Uno di essi prevede il monitoraggio della flora con l’utilizzo del metodo fitosociologico per identificare i diversi habitat in cui le comunità vegetali vivono, cioè quegli ambienti omogenei identificabili dalla presenza di uno specifico insieme di popolazioni di specie vegetali diverse che si sviluppano e trovano giovamento dalla loro coesistenza e copresenza.

L’output finale previsto dal progetto è l’elaborazione di una cartografia indicante la vegetazione e i diversi habitat individuati, che permetterà ulteriori studi sull’evoluzione e diffusione delle comunità vegetali.

Un altro progetto, avviato nel 2013 con il coinvolgimento del Dipartimento Scienze della Vita dell’Università di Siena, prevede il biomonitoraggio lichenico e lo studio della flora lichenica.

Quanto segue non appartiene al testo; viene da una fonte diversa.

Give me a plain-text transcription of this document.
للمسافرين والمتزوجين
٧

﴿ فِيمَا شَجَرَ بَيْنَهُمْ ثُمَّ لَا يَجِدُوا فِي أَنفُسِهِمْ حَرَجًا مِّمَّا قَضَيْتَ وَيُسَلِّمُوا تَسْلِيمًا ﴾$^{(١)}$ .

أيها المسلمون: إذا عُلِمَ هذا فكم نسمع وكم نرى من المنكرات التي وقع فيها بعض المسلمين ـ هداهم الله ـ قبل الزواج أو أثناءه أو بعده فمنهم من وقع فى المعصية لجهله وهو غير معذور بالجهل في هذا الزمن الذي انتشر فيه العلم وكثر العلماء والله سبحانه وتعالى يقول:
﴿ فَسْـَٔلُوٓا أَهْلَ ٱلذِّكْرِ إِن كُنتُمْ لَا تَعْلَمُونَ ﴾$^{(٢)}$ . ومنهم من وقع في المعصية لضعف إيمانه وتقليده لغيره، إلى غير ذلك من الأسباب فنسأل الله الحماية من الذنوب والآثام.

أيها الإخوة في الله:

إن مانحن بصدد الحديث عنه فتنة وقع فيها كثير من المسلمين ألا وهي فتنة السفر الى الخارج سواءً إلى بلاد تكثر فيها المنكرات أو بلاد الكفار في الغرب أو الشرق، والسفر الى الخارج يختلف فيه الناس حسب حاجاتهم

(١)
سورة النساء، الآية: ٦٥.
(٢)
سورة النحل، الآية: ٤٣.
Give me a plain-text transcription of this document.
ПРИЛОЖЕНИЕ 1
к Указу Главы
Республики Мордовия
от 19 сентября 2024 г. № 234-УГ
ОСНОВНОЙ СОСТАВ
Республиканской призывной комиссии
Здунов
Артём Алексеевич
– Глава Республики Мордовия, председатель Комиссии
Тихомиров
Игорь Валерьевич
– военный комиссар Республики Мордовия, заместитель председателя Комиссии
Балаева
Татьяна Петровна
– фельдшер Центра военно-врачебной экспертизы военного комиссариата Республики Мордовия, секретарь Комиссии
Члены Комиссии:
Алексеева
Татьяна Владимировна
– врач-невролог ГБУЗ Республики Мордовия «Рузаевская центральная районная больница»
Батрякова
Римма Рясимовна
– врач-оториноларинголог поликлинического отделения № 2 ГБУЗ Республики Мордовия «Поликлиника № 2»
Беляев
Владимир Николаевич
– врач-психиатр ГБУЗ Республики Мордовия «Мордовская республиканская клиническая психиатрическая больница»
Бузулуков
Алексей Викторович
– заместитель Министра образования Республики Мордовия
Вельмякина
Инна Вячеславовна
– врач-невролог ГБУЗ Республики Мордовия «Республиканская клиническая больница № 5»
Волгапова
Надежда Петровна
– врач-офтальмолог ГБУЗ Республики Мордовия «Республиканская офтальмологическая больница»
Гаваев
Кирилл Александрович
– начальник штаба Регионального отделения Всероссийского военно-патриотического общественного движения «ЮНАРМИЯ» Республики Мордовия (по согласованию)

Tra gli output previsti vi è una mappa cartografica rappresentante la distribuzione e il progredire della diffusione delle varie specie, specialmente rare.

Infine un ulteriore progetto legato alla biodiversità, in collaborazione con il Dipartimento di Scienze della Terra e dell’Ambiente dell’Università di Pavia, prevede il monitoraggio della fauna e l’identificazione di ciascun organismo presente nell’area.

Per la macrofauna sono stati istituiti dei punti di ascolto e di osservazione, uscite notturne per l’identificazione di chirotteri e rapaci notturni, trappole fotografiche. Per la microteriofauna si utilizzano delle apposite trappole per la cattura temporanea e il censimento dei micro mammiferi terrestri presenti nell’area.

Così come suggerito dalle migliori pratiche internazionali, un ultimo gruppo di bioindicatori monitorato e caratterizzato è quello della carabidiofauna, in particolare i coleotteri carabidi che sono artropodi predat ori molto attivi sia sulla superficie del suolo e sottosuolo che sulla vegetazione.